I don’t, yet, have a formal timelining procedure. That’s something I’ve got an idea for. Actually, it’s more like I’m going to steal someone else’s idea and adapt it. It is, however, a pretty good idea, or else I wouldn’t be poaching it. Somewhere in the next year, I’ll pull together an article in which I present that more formal approach, but we’ve got other fish to fry in HoMEland. For now, however, it’s good enough to make some kind of mental adjustment. For example, pretend that Manny Modern to Xavier Expansion to Ian Integration to Andrew Antique all have similar peaks and careers by whatever measure you like. Further pretend the group span 100 years from Manny Modern to Andrew Antique. We can ask ourselves questions such as:
- Is it reasonable to believe that all four of them played under equally difficult conditions?
- Do I believe that competition is 10% stiffer for Manny Modern than for Andrew Antique? 20%? 40%?

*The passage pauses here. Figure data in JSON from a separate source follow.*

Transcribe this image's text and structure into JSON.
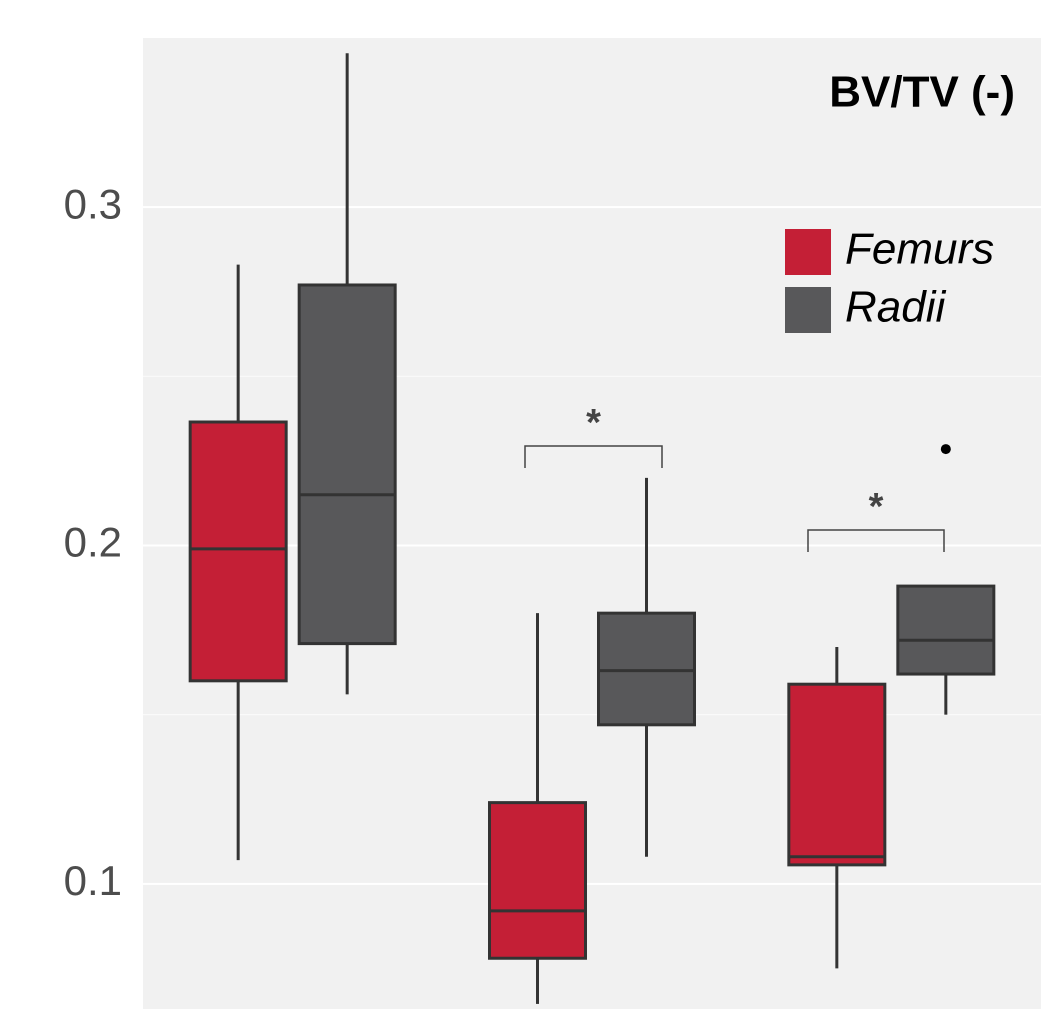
{
  "chart_data": {
    "type": "box",
    "title": "BV/TV (-)",
    "categories": [
      null,
      null,
      null
    ],
    "ylim": [
      0.063,
      0.35
    ],
    "yticks": [
      0.1,
      0.2,
      0.3
    ],
    "minor_yticks": [
      0.15,
      0.25
    ],
    "grid": true,
    "legend_position": "top-right",
    "annotations": [
      "*",
      "*"
    ],
    "series": [
      {
        "name": "Femurs",
        "color": "#c41f36",
        "values": [
          {
            "min": 0.107,
            "q1": 0.16,
            "median": 0.199,
            "q3": 0.2365,
            "max": 0.283
          },
          {
            "min": 0.0645,
            "q1": 0.078,
            "median": 0.092,
            "q3": 0.124,
            "max": 0.18
          },
          {
            "min": 0.075,
            "q1": 0.1056,
            "median": 0.108,
            "q3": 0.159,
            "max": 0.17
          }
        ],
        "outliers": [
          [],
          [],
          []
        ]
      },
      {
        "name": "Radii",
        "color": "#58585a",
        "values": [
          {
            "min": 0.156,
            "q1": 0.171,
            "median": 0.215,
            "q3": 0.277,
            "max": 0.3455
          },
          {
            "min": 0.108,
            "q1": 0.147,
            "median": 0.163,
            "q3": 0.18,
            "max": 0.22
          },
          {
            "min": 0.15,
            "q1": 0.162,
            "median": 0.172,
            "q3": 0.188,
            "max": 0.188
          }
        ],
        "outliers": [
          [],
          [],
          [
            0.2285
          ]
        ]
      }
    ]
  }
}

- Is the slope of the timeline linear? Humped?
- How much closer do I think the quality of play was between expansion and integration than between integration and antiquity?
This gets us surprisingly far. Maybe not as precise as we’d like but a long way along. But it not only helps modern players stand out a little more, it also reminds list makers not to unreasonably penalize older players. That is if we’re looking for well-reasoned rankings whether for our own enjoyment, to argue about with a friend, or to post on a website.
Finally, just because I’m timelining to answer a given question also doesn’t mean that I’m sworn to make my decisions based on it and only it. Of course, other factors may rise in importance. The timeline is a resource, not a system. But it’s a good tool for the right job.